In the words of the Spanish historian Marmol, who has chronicled the event, Dragut had left Messer Andrea Doria "with the dog to hold."

Brancaleone accompanied the Moslem fleet at first, though now aboard the galley which Dragut had given him in accordance with their agreement. And with the Genoese sailed the lovely Amelia Francesca Doria, his chest of gold, the jewels, and the fifteen hundred ducats that Dragut―grimly stifling his reluctance―had paid him. On the second day after leaving Jerbah, Messer Brancaleone and the corsair captain parted company, with mutual expressions of goodwill, and the Genoese put about and steered a north-westerly course for the coast of Spain.

It was some months ere Dragut learnt the true inwardness of Messer Brancaleone's conduct. He had the story from a Genoese captive, the captain of a carack which the corsair scuttled in the Straits of Messina. This fellow's name, too, was Brancaleone, upon learning which Dragut asked him was he kin to one Ottavio Brancaleone, who had gone to Spain with the admiral's grand-daughter.

"He was my cousin," the man answered.

And Dragut now learnt that in the teeth of the opposition of the entire Doria family the irrepressible Brancaleone had carried off Madonna Amelia. The admiral had news of it as he was putting to sea, and it was in pursuit not only of Dragut, but also of the runaways, that he had gone south as far as Jerbah, having reason to more than suspect that they were aboard one of Dragut's galleys. The admiral had sworn to hang Brancaleone from his yardarm ere he returned to port, and his bitterness at the trick Dragut had played was increased by the circumstance that Brancaleone, too, had got clear away.

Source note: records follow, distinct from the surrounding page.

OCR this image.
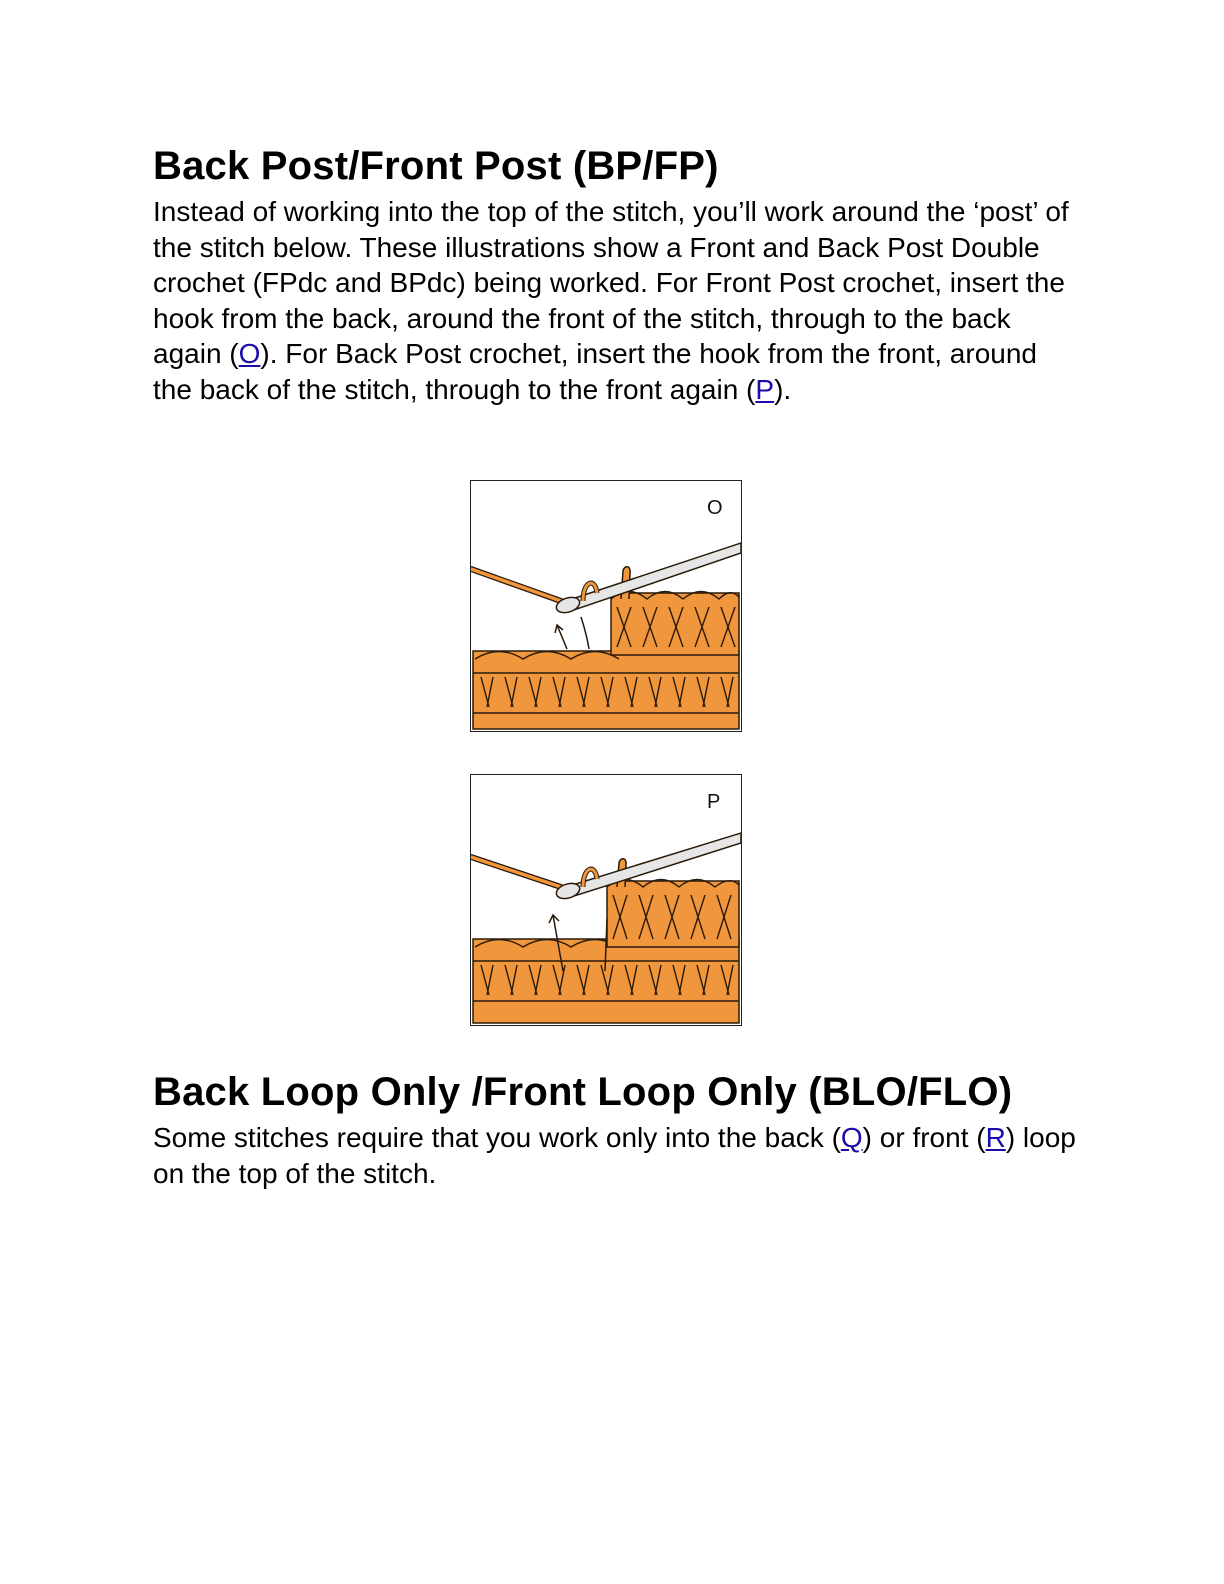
Back Post/Front Post (BP/FP)

Instead of working into the top of the stitch, you’ll work around the ‘post’ of the stitch below. These illustrations show a Front and Back Post Double crochet (FPdc and BPdc) being worked. For Front Post crochet, insert the hook from the back, around the front of the stitch, through to the back again (O). For Back Post crochet, insert the hook from the front, around the back of the stitch, through to the front again (P).

O
P
Back Loop Only /Front Loop Only (BLO/FLO)

Some stitches require that you work only into the back (Q) or front (R) loop on the top of the stitch.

Dragut was very thoughtful when he heard that story.

"And to think," said he afterwards to Othmani, "that I paid that unconscionable dog fifteen hundred ducats, and gave him my best galley manned by two hundred Christian slaves that he might render himself as great a service as ever he rendered me!"

But he bore no malice. After all, the Genoese had behaved generously in that he had left Dragut―though not from motives of generosity―the entire glory of the exploit. Dragut's admiration for the impudent fellow was, if anything, increased. Was he not, after all, the only Christian who had ever bested Dragut in a bargain? If he had a regret it was that so shrewd a spirit should abide in the body of an infidel. But Allah is all-knowing.